Гулким эхом отдавались шаги в пустой школе. Кто-то додумался изобразить на стене возле учительской представителей культуры. Мысль была неплохая, но доверили их рисовать художнику, на деятелей этих жутко обиженному. И художник отомстил им всем, страшно. Пришлось пририсовывать подписи, чтоб было ясно, кто из уродов есть "ху".
В учительской на старом диване чинно сидели учительницы, три штуки в ряд. Пока я вешал пуховик в шкаф, учительница русского языка, Елена Ивановна, спросила, как прошли выходные.
- Нормально.
- Что-то ты плохо выглядишь. Отмечал, небось, три дня праздников?

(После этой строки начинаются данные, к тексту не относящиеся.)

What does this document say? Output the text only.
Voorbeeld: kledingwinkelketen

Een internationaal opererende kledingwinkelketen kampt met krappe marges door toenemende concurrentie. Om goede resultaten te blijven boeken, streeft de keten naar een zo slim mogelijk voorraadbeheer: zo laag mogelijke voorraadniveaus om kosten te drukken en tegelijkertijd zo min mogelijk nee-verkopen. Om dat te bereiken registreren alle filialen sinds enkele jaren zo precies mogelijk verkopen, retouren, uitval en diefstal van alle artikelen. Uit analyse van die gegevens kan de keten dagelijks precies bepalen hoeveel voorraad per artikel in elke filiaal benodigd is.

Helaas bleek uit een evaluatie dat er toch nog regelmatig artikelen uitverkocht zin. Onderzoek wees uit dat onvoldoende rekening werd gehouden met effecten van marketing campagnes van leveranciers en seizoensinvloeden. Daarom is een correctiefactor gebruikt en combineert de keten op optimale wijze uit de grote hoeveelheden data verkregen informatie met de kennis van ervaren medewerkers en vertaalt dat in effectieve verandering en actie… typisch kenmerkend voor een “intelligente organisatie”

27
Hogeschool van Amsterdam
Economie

- Нет, - искренне ответил я. Ничего я не отмечал, а вот на лице ночной приступ, видимо, все-таки сказался.
- А ты посмотрел мне раскройки? - заговорила учительница химии.
- Еще нет, Татьяна Николаевна, я и в интернет-то не вылезал сам.
- Ну да, конечно...
- И мне, наверное, не распечатал, - настороженно сказала учительница биологии.
- Извините.
- Ну конечно, праздники. До нас ли вам, молодым!
- Татьяна Михайловна! Завтра принесу.
- Последний раз поверю. А то, если трудно, так я могу и в других местах поискать. В конце концов распечатка сейчас не так дорого стоит, пустяки, какая там у меня зарпалата...
- А знаете, Диму нашего, в вытрезвитель забрали, - вмешалась Елена Ивановна.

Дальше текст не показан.